I now have two post-repaired D800 bodies. The first one was repaired approximately one day prior to when "Repair SC 201117" started appearing on repair invoices, and the second one has that code on its invoice. Regardless of whatever change that was, the result is the same: Both cameras started out life with the "left AF issue" in which the left point was just way out compared to center and right. After repair, they both have the more vexing problem left over, in which any of the outer points (left or right) require a significantly more negative AF Fine Tune setting to attain their proper focus. What distinguishes the two issues is that in the "left" issue the left point is usually so far out of initial calibration that the AF Fine Tune setting cannot bring it back into focus; whereas in the second issue you can attain correct focus at any AF point, though you need a different AF Fine Tune setting for each point (which is not user definable). Secondarily, the "repair" can actually worsen the right side performance, as the remaining issue is more balanced across both sides.

Nikon has blamed the initial "left" issue on bad calibration data in the assembly process. On the other hand, they have given no official explanation for why they have not bothered to equip this camera with software that can support the D800's extremely good hardware capabilities. It is extremely easy to show that any of the outer AF points on my D800 bodies can achieve extremely consistent and accurate focus with any reasonable type of target (Leonard approved or otherwise). Unfortunately, the outer AF points achieve this amazingly accurate focus only at a very different AF Fine Tune setting than does the center AF point. Thus this is clearly a software issue, in that they have not bothered to add enough depth into their camera firmware or calibration routines to compensate for this. I find that performance is absolutely worst with the 14-24 and 24-70 2.8G zooms, though the 70-200 has also been affected in actual usage, not just test charts. The 50/1.4G prime seems to have somewhat "flatter" results--perhaps no coincidence given that several Nikon employees (including one with whom I spoke last week) have acknowledged using the 50/1.4 during the calibration routine.

Is anyone else here noticing this besides me? Most of the chatter here has been about the "left" thing, and very little has been about the second issue I'm describing.

My contention is that Nikon owes us a software solution in this generation of camera body, not in some future body that is years away. This is really ridiculous. The camera has been de-featured relative to its advertised marketing claims in that you basically cannot use a large swath of your left/right focusing points.
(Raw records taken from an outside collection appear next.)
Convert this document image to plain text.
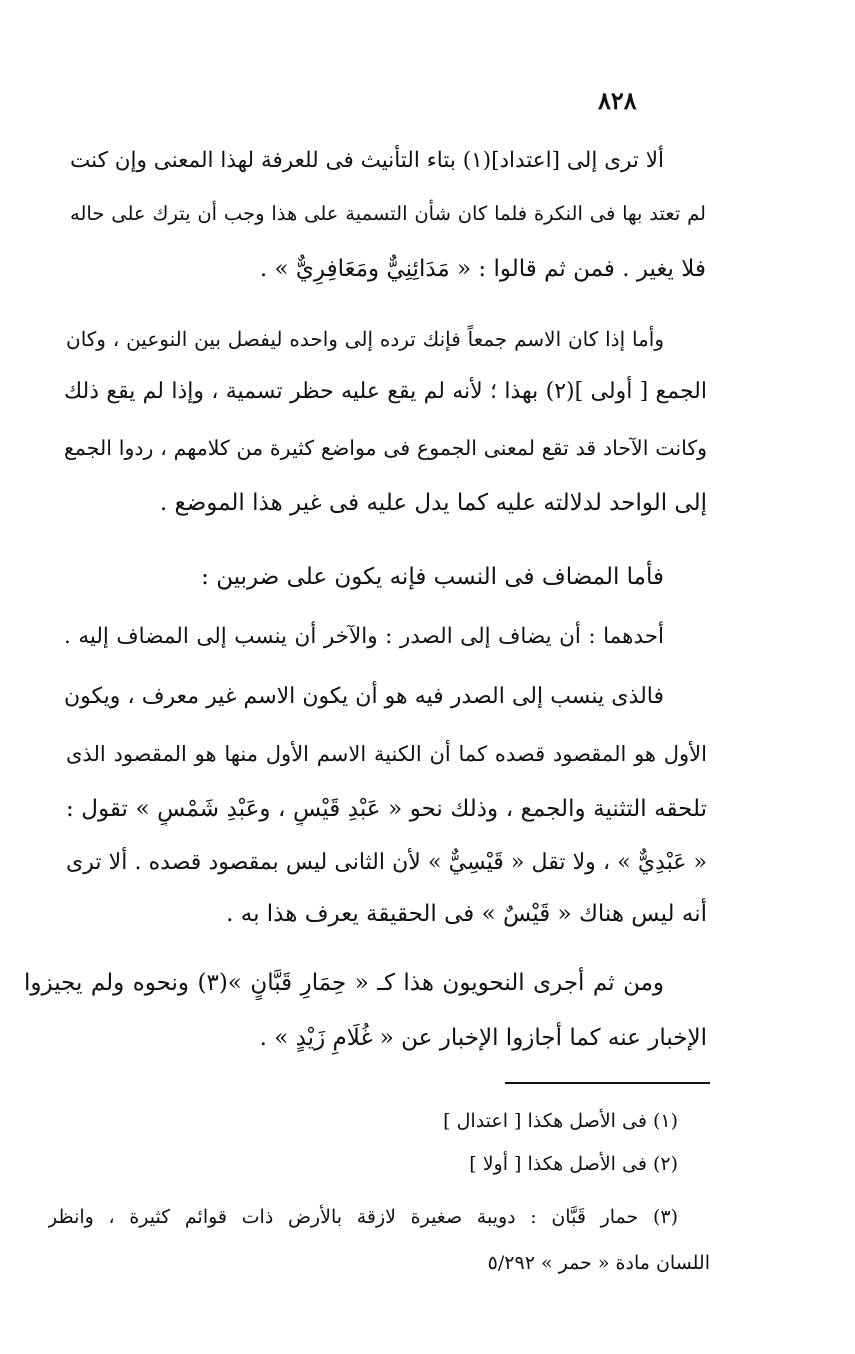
٨٢٨
ألا ترى إلى [اعتداد](١) بتاء التأنيث فى للعرفة لهذا المعنى وإن كنت
لم تعتد بها فى النكرة فلما كان شأن التسمية على هذا وجب أن يترك على حاله
فلا يغير . فمن ثم قالوا : « مَدَائِنِيٌّ ومَعَافِرِيٌّ » .
وأما إذا كان الاسم جمعاً فإنك ترده إلى واحده ليفصل بين النوعين ، وكان
الجمع [ أولى ](٢) بهذا ؛ لأنه لم يقع عليه حظر تسمية ، وإذا لم يقع ذلك
وكانت الآحاد قد تقع لمعنى الجموع فى مواضع كثيرة من كلامهم ، ردوا الجمع
إلى الواحد لدلالته عليه كما يدل عليه فى غير هذا الموضع .
فأما المضاف فى النسب فإنه يكون على ضربين :
أحدهما : أن يضاف إلى الصدر : والآخر أن ينسب إلى المضاف إليه .
فالذى ينسب إلى الصدر فيه هو أن يكون الاسم غير معرف ، ويكون
الأول هو المقصود قصده كما أن الكنية الاسم الأول منها هو المقصود الذى
تلحقه التثنية والجمع ، وذلك نحو « عَبْدِ قَيْسٍ ، وعَبْدِ شَمْسٍ » تقول :
« عَبْدِيٌّ » ، ولا تقل « قَيْسِيٌّ » لأن الثانى ليس بمقصود قصده . ألا ترى
أنه ليس هناك « قَيْسٌ » فى الحقيقة يعرف هذا به .
ومن ثم أجرى النحويون هذا كـ « حِمَارِ قَبَّانٍ »(٣) ونحوه ولم يجيزوا
الإخبار عنه كما أجازوا الإخبار عن « غُلَامِ زَيْدٍ » .
(١) فى الأصل هكذا [ اعتدال ]
(٢) فى الأصل هكذا [ أولا ]
(٣) حمار قَبَّان : دويبة صغيرة لازقة بالأرض ذات قوائم كثيرة ، وانظر
اللسان مادة « حمر » ٥/٢٩٢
It also remains unknown exactly how much calibration "depth" Nikon possesses at their service centers. It has been suggested that they can and do tune the AF points individually (a setting that is obviously not user accessible at present), but it is not known whether they can then correlate that with individual lenses. If they can, that would be great. On my second body's service ticket I actually noted that my "reference lens" was the 24-70, but of course they disregard that and tune with the 50/1.4G anyway. I am going to explore whether by special request to the office of David Dentry one might actually get their camera calibrated to match the 24-70. I am pretty sure that a body calibrated to the 24-70 would function OK with the 14-24, because their pattern of bad behavior is approximately the same. In the grand scheme of things, the 50/1.4G is not a hugely important lens to any kind of "event photography" professional, at least not so much as the 2.8G zooms are, so I find this emphasis on the 50/1.4G for calibration more than ironic.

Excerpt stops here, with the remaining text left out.